Current empirical studies of growth behavior have concentrated on a cross sectional approach. I believe, in addition, much can be learned about individual growth processes through a time series approach. This approach avoids many complicated issues in cross sectional analysis including changes in institutions within and between countries. Better understanding the nature of growth in a particular country and relating this process to other nations should yield valuable insight into the nature of growth, convergence and divergence and provide implications for public policy.

Many empirical studies have downplayed the crucial issue of examining the data in order to find the most appropriate econometric model specification.

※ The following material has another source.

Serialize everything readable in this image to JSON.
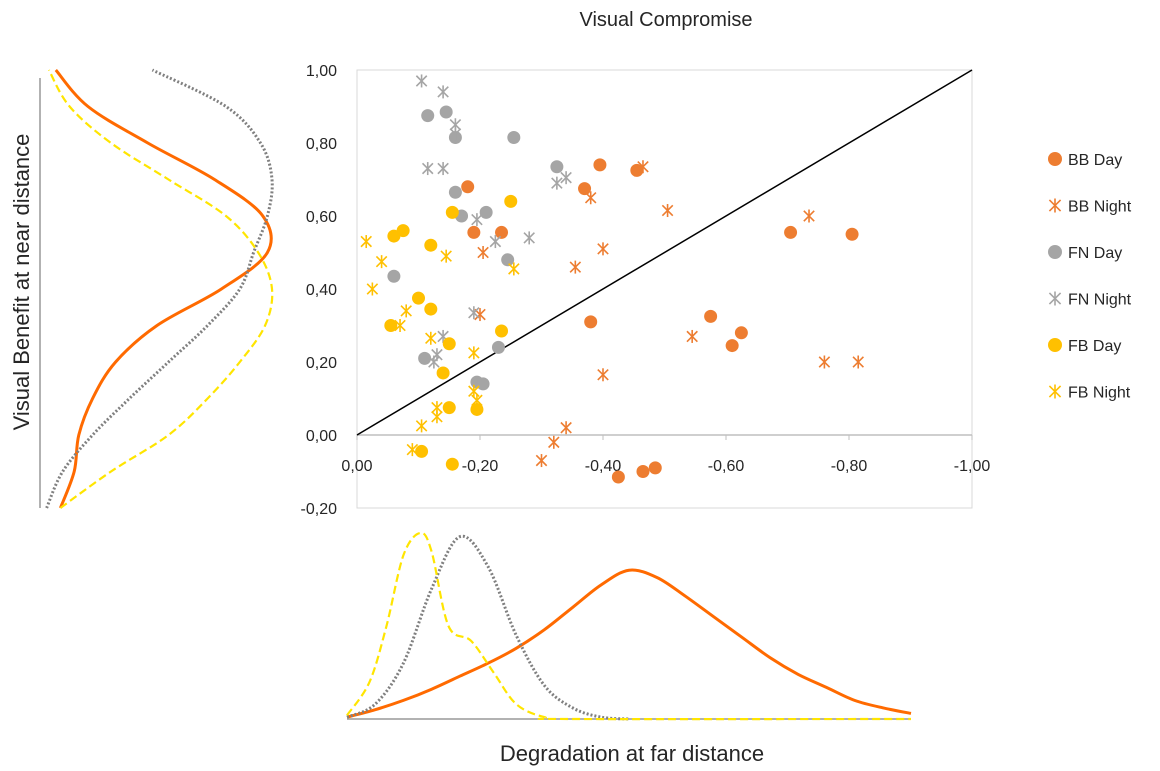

Through misspecification testing, we can identify and avoid faulty assumptions. Instead of viewing our data set as uncooperative, we should value the rich information our data contain. If our usual specification assumptions are invalid, more information can be extracted from our series through the inclusion of additional variables or through a Maximum Likelihood approach based upon an alternative distribution.

This is the approach I follow in reexamining commonly utilized US input and output series. Utilizing the statistical and graphical abilities of the computer packages GAUSS and MATLAB, I am able to examine both graphically and analytically the validity of various assumptions about the underlying distributions of the data. With this approach, I can show that the Solow Residual contains a great deal of additional information about the dynamic pattern of growth of macroeconomic aggregates.